A Kid’s Wearable… for Parents

Mom’s “eyes on the back of her head” are sounding old fashion now that kids can wear tracking devices on their wrists. By collecting location data using Wi-Fi and GPS, in addition to 2G/3G network compatibility, LG’s KizON wearable provides tracking and calling features with an accompanying mobile app.


KizON has a variety of methods to monitor a child’s whereabouts. Acting as a simplified cell phone, KizON can receive calls from a pre-set contact list. However, if a child does not respond within ten seconds, the KizON microphone activates so parents can listen in. Additionally, a one step direct call button allows children to contact a caretaker. This phone number can be changed at any time, as long as the adult has an Android smartphone running 4.1 or higher. KizON can also send location updates at scheduled times using the app. Then, when the 36 hour battery is exhausted, KizON will alert parents to recharge the device.

The wristband is not only eco-friendly, but also kid-friendly with its flexible, water and stain resistant material. LG also expects to offer accessories, such as cases with a popular cartoon characters. Although the device is primarily marketed for kids- with youthful pink, blue and green designs-LG explains that the device can also serve the elderly. The wearable’s chunky appearance may be aesthetically unpleasant. However, the sleek, fragile devices people have grown to prefer may not suit the lifestyle or dexterity of these particular age brackets.

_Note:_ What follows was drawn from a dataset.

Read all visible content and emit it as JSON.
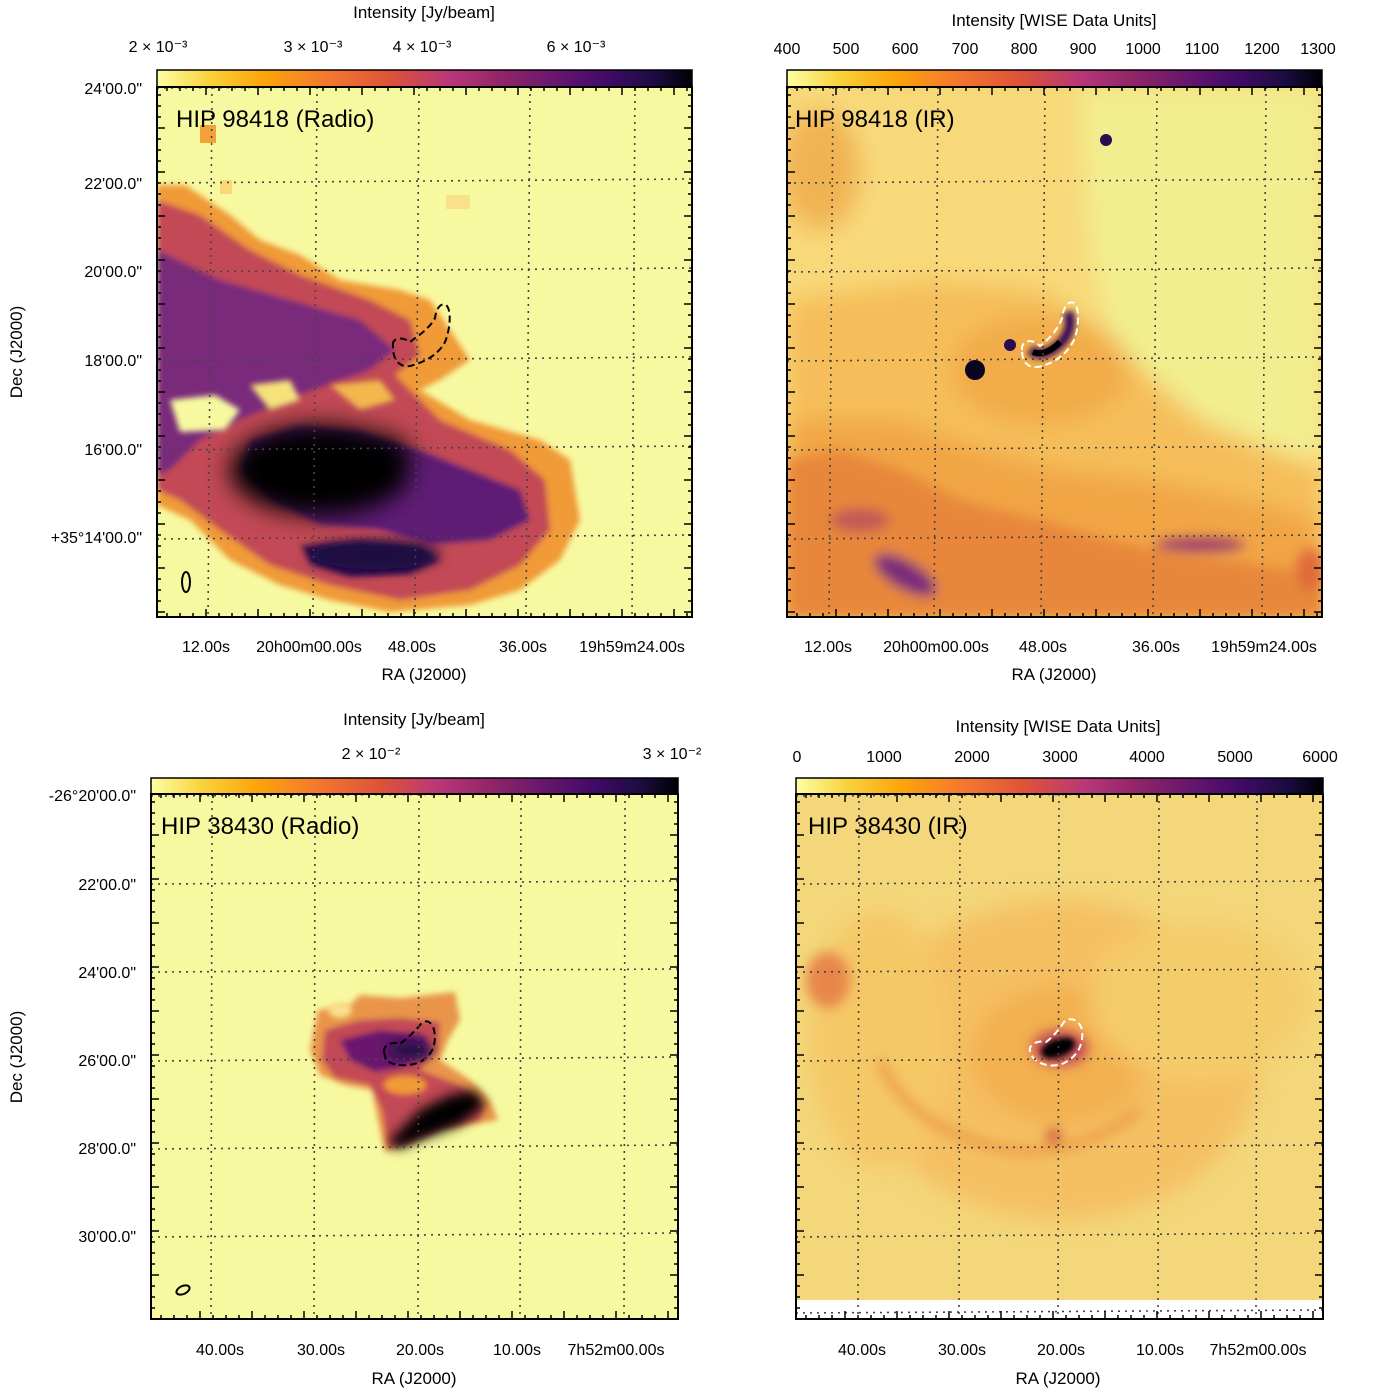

playingKizON made its debut on July 10 in South Korea. The device is expected to arrive in North America and Europe markets by September. Details regarding price will be announced locally.

KizON enables parents to communicate with their children without the controversy of giving a youngster a full-functioning cell phone. But how will children’s tracking wearables change the conversation about safety? Will parents and children become too dependent on the wearable? How do you think children will respond to wearing the device? What about elementary schools and day care programs?